2. Product re-engineering with metabolic health as the goal
Select food companies have been re-engineering and improving the health impact of their product portfolios, sometimes openly marketing the changes; other times, quietly making progress. Stealth approaches can be particularly effective, avoiding customer bias as consumers often associate healthier products with poorer taste, leading to reduced demand.
3. Data-driven integrated and intelligent care models
Advanced health systems, such as Abu Dhabi’s intelligent health system, demonstrate the power of linking clinical, insurance, genomic, environmental and lifestyle data into a fully sovereign, privacy-protected system. This enables population-level trend analysis, predictive care strategies and targeted preventive health interventions (including the development of a cross-sector Healthy Living Strategy), effectively moving healthcare upstream.
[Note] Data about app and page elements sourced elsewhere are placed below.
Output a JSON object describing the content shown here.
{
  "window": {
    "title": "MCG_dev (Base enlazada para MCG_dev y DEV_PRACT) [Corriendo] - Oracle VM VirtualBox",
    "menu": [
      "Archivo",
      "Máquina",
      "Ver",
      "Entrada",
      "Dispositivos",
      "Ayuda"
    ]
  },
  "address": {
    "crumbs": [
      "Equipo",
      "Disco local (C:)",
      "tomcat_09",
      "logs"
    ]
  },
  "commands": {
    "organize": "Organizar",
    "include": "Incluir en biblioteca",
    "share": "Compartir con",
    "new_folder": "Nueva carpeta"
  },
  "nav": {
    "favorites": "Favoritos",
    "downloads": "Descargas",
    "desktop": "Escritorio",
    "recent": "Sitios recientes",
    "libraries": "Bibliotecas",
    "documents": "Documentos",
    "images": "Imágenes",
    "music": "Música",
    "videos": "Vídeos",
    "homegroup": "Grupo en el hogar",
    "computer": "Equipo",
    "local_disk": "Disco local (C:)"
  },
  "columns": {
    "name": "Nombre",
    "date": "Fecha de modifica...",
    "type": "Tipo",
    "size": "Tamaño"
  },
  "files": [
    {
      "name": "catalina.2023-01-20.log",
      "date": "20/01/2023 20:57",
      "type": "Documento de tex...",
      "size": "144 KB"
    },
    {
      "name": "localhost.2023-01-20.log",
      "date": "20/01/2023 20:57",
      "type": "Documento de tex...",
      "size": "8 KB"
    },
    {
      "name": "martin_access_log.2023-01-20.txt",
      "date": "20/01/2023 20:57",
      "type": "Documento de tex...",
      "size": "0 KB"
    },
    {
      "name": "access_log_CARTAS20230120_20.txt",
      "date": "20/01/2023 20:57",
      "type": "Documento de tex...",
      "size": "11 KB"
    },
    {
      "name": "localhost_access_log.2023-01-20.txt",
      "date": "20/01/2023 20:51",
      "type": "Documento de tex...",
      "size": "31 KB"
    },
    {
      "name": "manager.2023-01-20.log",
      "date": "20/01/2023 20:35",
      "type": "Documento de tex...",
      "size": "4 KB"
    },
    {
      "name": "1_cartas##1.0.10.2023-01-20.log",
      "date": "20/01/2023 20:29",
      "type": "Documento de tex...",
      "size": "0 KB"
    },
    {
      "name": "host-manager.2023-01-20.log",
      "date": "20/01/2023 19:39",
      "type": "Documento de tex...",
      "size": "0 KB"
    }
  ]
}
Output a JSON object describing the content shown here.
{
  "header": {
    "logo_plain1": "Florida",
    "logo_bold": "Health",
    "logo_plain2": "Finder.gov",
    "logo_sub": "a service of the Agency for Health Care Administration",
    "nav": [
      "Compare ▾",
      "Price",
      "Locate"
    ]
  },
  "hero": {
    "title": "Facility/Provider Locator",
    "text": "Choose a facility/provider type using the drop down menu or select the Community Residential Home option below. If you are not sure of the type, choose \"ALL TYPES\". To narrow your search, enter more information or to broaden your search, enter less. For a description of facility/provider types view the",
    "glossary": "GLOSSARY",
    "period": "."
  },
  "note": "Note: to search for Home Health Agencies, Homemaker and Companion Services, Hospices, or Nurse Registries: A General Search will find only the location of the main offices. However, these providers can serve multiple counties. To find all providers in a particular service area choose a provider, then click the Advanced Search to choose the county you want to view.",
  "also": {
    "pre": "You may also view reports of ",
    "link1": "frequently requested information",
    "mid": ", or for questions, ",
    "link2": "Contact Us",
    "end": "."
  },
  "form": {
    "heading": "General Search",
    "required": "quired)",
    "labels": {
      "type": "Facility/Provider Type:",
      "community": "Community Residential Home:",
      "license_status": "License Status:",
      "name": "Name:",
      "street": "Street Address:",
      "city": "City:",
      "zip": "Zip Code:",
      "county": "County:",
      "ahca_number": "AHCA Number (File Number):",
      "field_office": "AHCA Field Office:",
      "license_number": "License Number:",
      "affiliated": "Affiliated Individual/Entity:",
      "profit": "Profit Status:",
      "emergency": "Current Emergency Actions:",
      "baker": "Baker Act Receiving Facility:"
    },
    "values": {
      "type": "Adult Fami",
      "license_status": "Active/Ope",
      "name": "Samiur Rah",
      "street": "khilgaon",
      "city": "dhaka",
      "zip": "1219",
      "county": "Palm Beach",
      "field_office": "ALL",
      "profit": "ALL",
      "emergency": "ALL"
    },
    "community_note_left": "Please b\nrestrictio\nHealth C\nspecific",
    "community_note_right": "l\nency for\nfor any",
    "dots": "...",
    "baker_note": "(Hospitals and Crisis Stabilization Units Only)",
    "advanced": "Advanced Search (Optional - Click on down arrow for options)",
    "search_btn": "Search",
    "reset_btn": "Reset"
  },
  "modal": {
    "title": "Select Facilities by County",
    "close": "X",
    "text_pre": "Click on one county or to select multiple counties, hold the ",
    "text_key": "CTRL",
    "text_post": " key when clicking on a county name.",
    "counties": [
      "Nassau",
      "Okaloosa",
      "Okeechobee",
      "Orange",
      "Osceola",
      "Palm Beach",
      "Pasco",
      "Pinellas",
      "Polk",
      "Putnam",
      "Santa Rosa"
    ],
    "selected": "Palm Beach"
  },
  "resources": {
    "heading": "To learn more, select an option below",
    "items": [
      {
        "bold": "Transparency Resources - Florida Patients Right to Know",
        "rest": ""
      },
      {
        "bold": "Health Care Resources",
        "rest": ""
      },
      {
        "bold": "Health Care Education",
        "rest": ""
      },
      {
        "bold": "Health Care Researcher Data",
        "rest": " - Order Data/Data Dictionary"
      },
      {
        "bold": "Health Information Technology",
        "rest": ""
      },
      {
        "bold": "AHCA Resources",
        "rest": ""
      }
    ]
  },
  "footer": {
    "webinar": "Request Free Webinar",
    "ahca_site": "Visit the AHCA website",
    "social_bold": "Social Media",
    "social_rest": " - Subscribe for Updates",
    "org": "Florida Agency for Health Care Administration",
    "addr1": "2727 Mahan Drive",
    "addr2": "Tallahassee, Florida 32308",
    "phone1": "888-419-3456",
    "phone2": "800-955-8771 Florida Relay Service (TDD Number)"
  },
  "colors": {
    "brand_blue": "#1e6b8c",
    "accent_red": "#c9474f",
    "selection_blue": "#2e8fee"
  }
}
4. Agricultural practices for better health and nutritional quality
There is a direct link between soil health and metabolic health. Growing produce in soil (rather than dirt) results in greater soil microbiome and resultant nutritional quality – dirt is dead, soil is alive. Efforts to promote regenerative agriculture will pay for themselves in quality and yield, while reducing environmental costs.
Together, these cases illustrate that aligned incentives, strong regulatory guardrails, fair competition and targeted incentives can unlock meaningful progress. When no single organization is left at a disadvantage, innovation flows toward better metabolic health outcomes.
Looking ahead
Each of us can play a role in tackling this multi-sectoral challenge of metabolic health. Our institutions, our employers, our communities and ourselves are all stakeholders. Achieving significant progress requires strong regulatory guardrails, bold private sector innovation and informed and empowered consumers.
Change is coming, that is certain. What is not certain is the venue, the timeline or who the adopters and dinosaurs will be.